Operation Euphrates Shield, a Turkish military operation in northern Syria that launched on August 24, 2016, was concluded recently to little fanfare, but with much speculation about what comes next for Turkish foreign policy in Syria.
I discussed it recently on TRT World – The Newsmakers with anchor Imran Garda facilitating and Samir Hafez, former President of the Syrian Turkmen Assembly, as the counter guest.
Was it a successful military operation that achieved Turkey’s foreign policy objectives? I continue to be skeptical but appreciated the opportunity to debate it (as my first press appearance, ever). We probed a range of other issues concerning Syria; my biggest take away from which was how significantly different the perspectives across Syria continue to be after 7 years of war and over 500k+ casualties.
Should Syria remain an independent nation, partition itself, or reintegrate with Turkey as the neo-Ottoman agenda would hope? Not a topic on the agenda I’m sure, but to my surprise, it was on the table at the Istanbul-based media outlet.
Check out the discussion in the audio below. After the interview, I write a few more thoughts on why Operation Euphrates Shield was not a success. I know in that segment there wasn’t the time to really examine it more closely.
Operation Euphrates Shield put into question Turkeys capacity for conducting military adventures abroad. The Turkish armed forces are the second largest army in NATO, but as the battle for Al-Bab dragged on they increasingly took on the appearance of a paper tiger.
Officially at least 70 Turkish soldiers were killed and for that sacrifice, they only managed to push 20 miles south of their respective border.

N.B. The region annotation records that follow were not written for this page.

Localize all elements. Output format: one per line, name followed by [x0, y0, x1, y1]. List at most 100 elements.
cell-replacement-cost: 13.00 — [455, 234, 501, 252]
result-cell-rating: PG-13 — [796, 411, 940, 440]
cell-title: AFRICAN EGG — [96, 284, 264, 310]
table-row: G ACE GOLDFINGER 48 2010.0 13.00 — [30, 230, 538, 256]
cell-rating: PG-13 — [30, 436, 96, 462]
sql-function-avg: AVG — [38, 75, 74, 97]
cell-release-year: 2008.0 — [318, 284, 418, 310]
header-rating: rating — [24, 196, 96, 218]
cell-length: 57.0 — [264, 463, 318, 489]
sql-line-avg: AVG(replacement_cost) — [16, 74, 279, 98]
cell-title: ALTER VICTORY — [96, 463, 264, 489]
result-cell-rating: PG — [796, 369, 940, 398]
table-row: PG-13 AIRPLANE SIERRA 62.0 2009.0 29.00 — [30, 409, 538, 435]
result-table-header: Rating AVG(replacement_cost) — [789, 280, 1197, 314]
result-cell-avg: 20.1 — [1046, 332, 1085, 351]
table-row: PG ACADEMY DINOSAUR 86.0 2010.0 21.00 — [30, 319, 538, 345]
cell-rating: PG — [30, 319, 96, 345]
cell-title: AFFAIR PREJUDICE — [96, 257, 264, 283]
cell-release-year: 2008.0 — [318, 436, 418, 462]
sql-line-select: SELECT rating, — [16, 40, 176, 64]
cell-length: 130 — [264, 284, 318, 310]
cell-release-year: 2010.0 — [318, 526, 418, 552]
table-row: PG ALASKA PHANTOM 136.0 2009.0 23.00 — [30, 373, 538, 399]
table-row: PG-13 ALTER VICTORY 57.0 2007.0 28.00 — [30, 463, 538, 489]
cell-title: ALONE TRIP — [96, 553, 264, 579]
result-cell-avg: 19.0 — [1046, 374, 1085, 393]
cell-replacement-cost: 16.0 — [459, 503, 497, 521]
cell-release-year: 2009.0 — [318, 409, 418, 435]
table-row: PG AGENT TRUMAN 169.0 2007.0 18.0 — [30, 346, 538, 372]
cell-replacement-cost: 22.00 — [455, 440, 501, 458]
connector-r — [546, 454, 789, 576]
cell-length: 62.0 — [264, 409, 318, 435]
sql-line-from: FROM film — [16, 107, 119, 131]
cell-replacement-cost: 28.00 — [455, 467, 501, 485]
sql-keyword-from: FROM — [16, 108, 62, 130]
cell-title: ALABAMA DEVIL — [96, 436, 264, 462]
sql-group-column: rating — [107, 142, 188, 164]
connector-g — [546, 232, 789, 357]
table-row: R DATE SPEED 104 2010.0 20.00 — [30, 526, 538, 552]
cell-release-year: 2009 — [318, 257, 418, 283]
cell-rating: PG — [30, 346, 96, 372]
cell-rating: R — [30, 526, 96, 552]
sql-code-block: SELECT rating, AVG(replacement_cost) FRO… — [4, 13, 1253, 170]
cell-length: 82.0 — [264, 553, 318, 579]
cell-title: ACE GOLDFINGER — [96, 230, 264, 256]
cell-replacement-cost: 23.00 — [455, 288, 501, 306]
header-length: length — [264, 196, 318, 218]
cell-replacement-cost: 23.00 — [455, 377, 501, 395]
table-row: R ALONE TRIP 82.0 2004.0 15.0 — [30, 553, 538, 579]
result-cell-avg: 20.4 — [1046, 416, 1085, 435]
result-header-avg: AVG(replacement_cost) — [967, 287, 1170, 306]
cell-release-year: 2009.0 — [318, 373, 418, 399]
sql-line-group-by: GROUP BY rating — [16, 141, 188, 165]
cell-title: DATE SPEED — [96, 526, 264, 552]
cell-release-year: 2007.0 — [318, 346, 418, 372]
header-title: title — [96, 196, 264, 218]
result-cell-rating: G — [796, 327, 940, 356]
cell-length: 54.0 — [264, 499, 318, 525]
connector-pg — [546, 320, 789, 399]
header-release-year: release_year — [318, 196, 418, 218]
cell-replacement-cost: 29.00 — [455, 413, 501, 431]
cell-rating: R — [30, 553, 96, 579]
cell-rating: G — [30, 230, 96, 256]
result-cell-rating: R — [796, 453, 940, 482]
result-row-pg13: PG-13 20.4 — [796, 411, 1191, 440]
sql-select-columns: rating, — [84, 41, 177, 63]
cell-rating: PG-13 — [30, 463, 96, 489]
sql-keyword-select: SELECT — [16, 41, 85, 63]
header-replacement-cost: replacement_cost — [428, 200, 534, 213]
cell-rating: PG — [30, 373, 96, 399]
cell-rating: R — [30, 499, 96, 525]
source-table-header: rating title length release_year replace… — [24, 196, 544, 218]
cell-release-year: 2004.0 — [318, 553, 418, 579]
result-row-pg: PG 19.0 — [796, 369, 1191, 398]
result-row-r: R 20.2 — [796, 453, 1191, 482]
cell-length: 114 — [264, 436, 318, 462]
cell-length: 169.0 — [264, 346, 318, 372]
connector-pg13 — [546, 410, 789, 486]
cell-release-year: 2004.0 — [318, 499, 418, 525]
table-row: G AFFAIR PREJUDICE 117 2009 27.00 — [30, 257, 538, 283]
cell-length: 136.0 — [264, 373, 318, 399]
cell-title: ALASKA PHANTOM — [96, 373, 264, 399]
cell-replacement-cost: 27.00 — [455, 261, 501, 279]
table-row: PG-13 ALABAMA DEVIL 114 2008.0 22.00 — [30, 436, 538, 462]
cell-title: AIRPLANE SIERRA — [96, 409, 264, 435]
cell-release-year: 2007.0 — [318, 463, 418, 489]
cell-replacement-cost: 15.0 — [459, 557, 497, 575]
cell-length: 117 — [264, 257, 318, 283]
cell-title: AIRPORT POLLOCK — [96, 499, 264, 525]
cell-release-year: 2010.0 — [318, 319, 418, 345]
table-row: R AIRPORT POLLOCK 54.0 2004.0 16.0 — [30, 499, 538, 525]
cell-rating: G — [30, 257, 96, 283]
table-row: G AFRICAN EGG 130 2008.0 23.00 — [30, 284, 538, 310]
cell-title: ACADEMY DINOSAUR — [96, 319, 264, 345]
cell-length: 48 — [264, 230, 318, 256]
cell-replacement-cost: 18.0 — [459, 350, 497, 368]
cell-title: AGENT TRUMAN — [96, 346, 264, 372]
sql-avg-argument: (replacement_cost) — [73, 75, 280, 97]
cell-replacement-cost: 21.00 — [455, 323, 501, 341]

The Turkish armed forces began operation Euphrates shield with an intense convoy of military assets crossing the border into Syria on August 24. The ambitions of the operation were escalated August 25 by political leaders back home as it became clear ISIS would withdraw from a fight in Jarablus. President Erdogan had great expectations for what his armed forces could achieve. Al-Bab was not the desired goal, it was only the furthest outpost Erdogan and his allies could set up.Euphrates Shield did not go as planned. It took longer than expected for the TAF and their rebel proxies to make progress.
President Trump, as he so often reminds us, likes working with winners and his White House is interested in a quick military victory against ISIS. It becomes clearer why the administration has chosen to strengthen its alliance with the Syrian Democratic Forces (SDF) and snub the Turkish army and its proxy militias. The SDF are closer to reaching Raqqa than any other armed group on the ground in northern Syria. They can help the White House achieve their much sought after victory in Syria against ISIS.
It should be noted that of all the major foreign military actors on the ground, only Russia and Iran were welcomed by the Syrian government. A large presence of any anti-Assad force would be seen as incendiary and lead to more direct confrontation.
Turkey and the U.S both have to find a way to cooperate with this anti-terrorism coalition to reach their ultimate goals. The American goal was, up until the recent shift over a hoax sarin gas attack, was to dismantle terror networks in Syria that are a regional and international threat. Turkey’s objective will continue to be much the same, prevent the full-fledged autonomy or independence of Kurdish cantons on their southern border.
We’ve learned time and again over the course of this war that military victories on the ground are what will determine the future of Syrian politics. Turkey put boots on the ground very late in the conflict and its citizens should be skeptical of any plan by the Erdogan administration to begin new operations. The battle for Manbij, currently occupied by the SDF after ridding it of ISIS, would be far fiercer than even the resistance in Al-Bab, and there would be regional and international repercussions because nearly all actors on the ground in Syria would be skeptical of such a police action against an anti-ISIS force.
The American air strikes against a Syrian government military installation in Homs province certainly put into question whether the trajectory of the war is as predictable as it seemed just a week ago.
We who cover this conflict will have to learn how to read this new administration’s intentions because it’s clear there is no real strategy and policy is being made ad-hoc. There are some suggesting if the U.S. were to send in group troops, they would come from Turkey, which would force myself and others to seriously rethink what Turkey can achieve in Syria if the U.S. was to make such a wild shift. Unpredictability puts major stress on any analysis of the war’s trajectory. That probably won’t be a good thing for Syria in the long-run, especially as it just seemed to be nearing its endgame.